De Grote Cavia: algemene en bijzondere informatie over cavia's.




































 

Er was eens een cavia die Eerste Kerstdag heette. Hij wist niets van Kerst en ook niet waarom hij zo heette. Maar dan krijgt hij een bezoeker en verandert zijn hele leven.

 

Kerstverhaal 2010 - Eerste Kerstdag



Er was eens een cavia die Eerste Kerstdag heette. Hij wist niet wat dat betekende, maar dat maakte hem ook niet zoveel uit, want hij had belangrijkere dingen om zich zorgen over te maken. Zoals het feit dat hij alleen was. Hij had niemand om mee te praten en dat was erg eenzaam. Hij wilde wel dat hij wat aanspraak had, maar dag na dag verstreek in eenzaamheid.

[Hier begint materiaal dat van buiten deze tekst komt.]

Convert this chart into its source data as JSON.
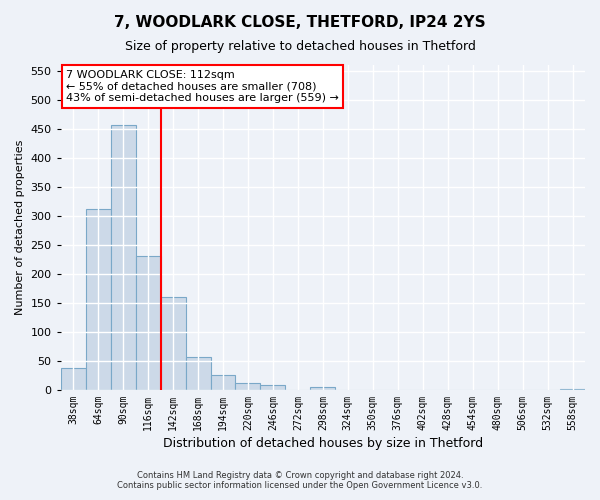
{
  "title": "7, WOODLARK CLOSE, THETFORD, IP24 2YS",
  "subtitle": "Size of property relative to detached houses in Thetford",
  "xlabel": "Distribution of detached houses by size in Thetford",
  "ylabel": "Number of detached properties",
  "bin_labels": [
    "38sqm",
    "64sqm",
    "90sqm",
    "116sqm",
    "142sqm",
    "168sqm",
    "194sqm",
    "220sqm",
    "246sqm",
    "272sqm",
    "298sqm",
    "324sqm",
    "350sqm",
    "376sqm",
    "402sqm",
    "428sqm",
    "454sqm",
    "480sqm",
    "506sqm",
    "532sqm",
    "558sqm"
  ],
  "bar_heights": [
    38,
    311,
    456,
    230,
    160,
    57,
    26,
    12,
    8,
    0,
    5,
    0,
    0,
    0,
    0,
    0,
    0,
    0,
    0,
    0,
    2
  ],
  "bar_color": "#ccd9e8",
  "bar_edge_color": "#7aa8c8",
  "vline_color": "red",
  "vline_index": 3,
  "annotation_title": "7 WOODLARK CLOSE: 112sqm",
  "annotation_line1": "← 55% of detached houses are smaller (708)",
  "annotation_line2": "43% of semi-detached houses are larger (559) →",
  "annotation_box_color": "white",
  "annotation_box_edge_color": "red",
  "yticks": [
    0,
    50,
    100,
    150,
    200,
    250,
    300,
    350,
    400,
    450,
    500,
    550
  ],
  "ylim": [
    0,
    560
  ],
  "footer1": "Contains HM Land Registry data © Crown copyright and database right 2024.",
  "footer2": "Contains public sector information licensed under the Open Government Licence v3.0.",
  "background_color": "#eef2f8",
  "grid_color": "#ffffff"
}
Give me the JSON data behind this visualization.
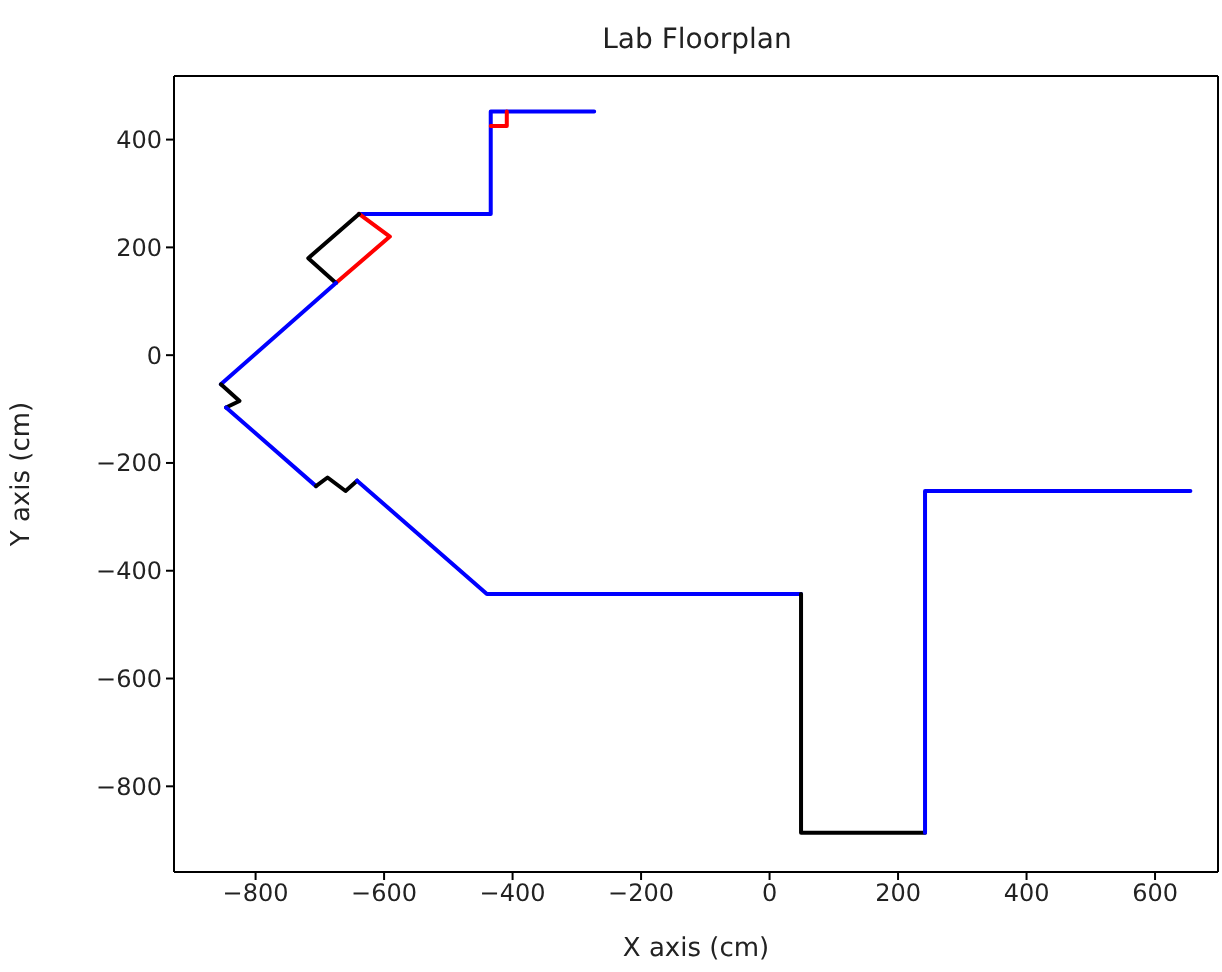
{
  "chart_data": {
    "type": "line",
    "title": "Lab Floorplan",
    "xlabel": "X axis (cm)",
    "ylabel": "Y axis (cm)",
    "xlim": [
      -927,
      698
    ],
    "ylim": [
      -959,
      518
    ],
    "xticks": [
      -800,
      -600,
      -400,
      -200,
      0,
      200,
      400,
      600
    ],
    "yticks": [
      -800,
      -600,
      -400,
      -200,
      0,
      200,
      400
    ],
    "marker": "none",
    "line_style": "solid",
    "series": [
      {
        "color": "#0000ff",
        "x": [
          -273,
          -434,
          -434,
          -639
        ],
        "values": [
          452,
          452,
          262,
          262
        ]
      },
      {
        "color": "#ff0000",
        "x": [
          -434,
          -409,
          -409
        ],
        "values": [
          425,
          425,
          452
        ]
      },
      {
        "color": "#ff0000",
        "x": [
          -639,
          -591,
          -675
        ],
        "values": [
          262,
          220,
          134
        ]
      },
      {
        "color": "#000000",
        "x": [
          -639,
          -718,
          -675
        ],
        "values": [
          262,
          180,
          134
        ]
      },
      {
        "color": "#0000ff",
        "x": [
          -675,
          -854
        ],
        "values": [
          134,
          -54
        ]
      },
      {
        "color": "#000000",
        "x": [
          -854,
          -825,
          -846
        ],
        "values": [
          -54,
          -85,
          -97
        ]
      },
      {
        "color": "#0000ff",
        "x": [
          -846,
          -706
        ],
        "values": [
          -97,
          -243
        ]
      },
      {
        "color": "#000000",
        "x": [
          -706,
          -688,
          -660,
          -642
        ],
        "values": [
          -243,
          -227,
          -252,
          -233
        ]
      },
      {
        "color": "#0000ff",
        "x": [
          -642,
          -440,
          49
        ],
        "values": [
          -233,
          -443,
          -443
        ]
      },
      {
        "color": "#000000",
        "x": [
          49,
          49,
          242
        ],
        "values": [
          -443,
          -886,
          -886
        ]
      },
      {
        "color": "#0000ff",
        "x": [
          242,
          242,
          655
        ],
        "values": [
          -886,
          -252,
          -252
        ]
      }
    ]
  }
}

En dan zijn eten. Hij wist nooit wanneer er eten zou komen maar omdat hij iedere dag zo'n vijf keer honger kreeg, probeerde hij wat eten achter te houden als hij wat kreeg. Maar op een dag was dat weg toen hij het wilde eten. En de dag erna ook.
Daarom besloot hij op wacht te gaan zitten om er zo achter te komen wie zijn eten stal. Hij wachtte een hele dag en toen de schemering viel, zag hij beweging. Hij sprong op zijn eten en op dat wat er bewoog en er klonk een luid: "Ie-ie-ie!"
"Wie ben jij die mijn eten steelt?" Hij tastte onder zich en haalde een diertje tevoorschijn dat hij aan zijn staart omhoog hield.
"Ik ben een muis," zei het diertje.
"En moet je daarom mijn eten stelen?"
"Ik wist niet dat het jouw eten was. Ik heb altijd honger."
"Jij ook? Dus jij krijgt ook onregelmatig te eten?"
"Ik moet mijn eigen eten zoeken."
"Dus je hebt geen baasje?"
"Waar heb je dan een baasje voor nodig?"
"Die geeft je eten, als het goed is."
"Als je altijd honger hebt, heeft zo'n baasje ook niet veel zin, is het niet?" vroeg de muis. "En misschien kan je me neerzetten?"
Eerste Kerstdag zette de muis neer. De muis keek naar het voedsel. "Jammer... dan ga ik maar."
"Waarheen?"
"Op zoek naar eten."
"Hoe doe je dat dan?"
"Nou, ik volg mijn neus en als ik dan iets ruik, dan weet ik of het eetbaar is of niet."
"Ik bedoel de kooi uitkomen."
"Door dat gaatje," wees de muis.
Eerste Kerstdag keek naar het gaatje en zag hoe de muis erdoorheen glipte.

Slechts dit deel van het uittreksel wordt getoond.